As a UK script consultant I watch all kinds of films, a lot from the past, good, bad and indifferent there’s usually something to learn.

Now, I’m a big fan of the late Nicolas Roeg, an interesting and inspiring filmmaker, who sometimes can be a little bit too obscure. His Eureka from 1983 is a film that I’ve watched maybe three or four times over 20 years, and in the past I’ve struggled to understand what the hell he was aiming for.

It was always filled with interesting images (you’d expect nothing less of a Roeg film) and some powerful bits of acting (Hackman is like a force of nature in this). But I never really ‘got it’ and I wasn’t alone, as critics and the public alike are often left scratching their heads.

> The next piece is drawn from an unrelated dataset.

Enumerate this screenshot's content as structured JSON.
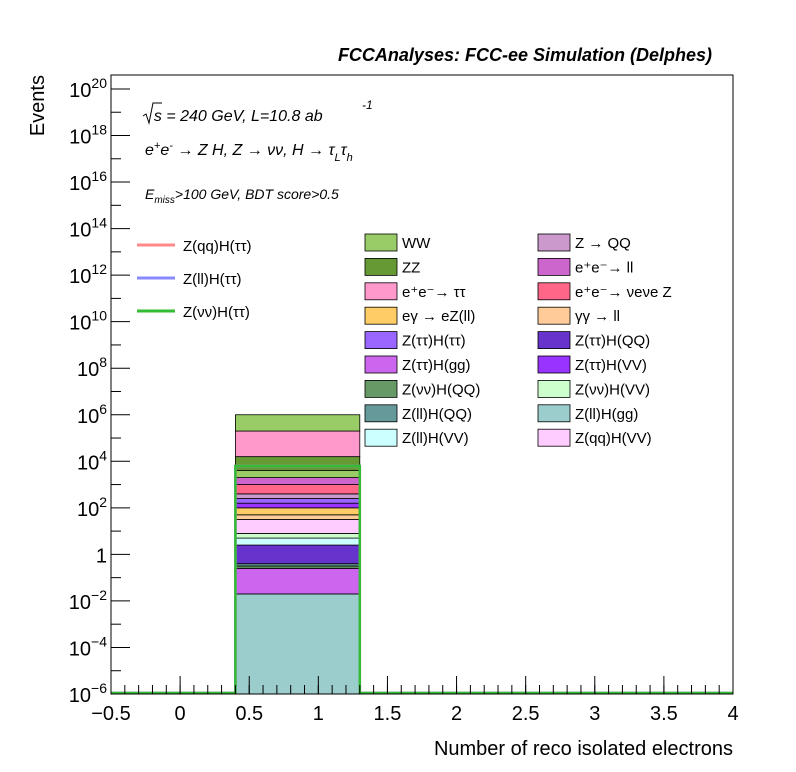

I’m 46 now, and watched it again this weekend.  Is it me, my age, or the times we live in, but the film is starting to make a lot of sense. Indeed, it feels like the film was well ahead of it’s time, and it now comes across as a kind of ‘There Will Be Blood’ type piece about the madness of pulling a fortune from the ground.

It seems to also be based on a true story.

The casting is also brilliant – alongside Hackman, is Jane Lapotaire a great underused actress and there’s Rutger Hauer, Joe Pesci and Mickey Rourke as well as Roeg’s muse Theresa Russell. All on top form.

The film is sometimes wilfully obscure, the whole thing could be the dream of a dead man freezing to death in the snow some years in the past. But it has Citizen Kane type power from time to time, even though the Hackman character also seems suicidal.

Altogether the film is starting to look like there’s a lot more going on than first meets the eye.  Like the main character, the audience needs to dig down, to find the gold.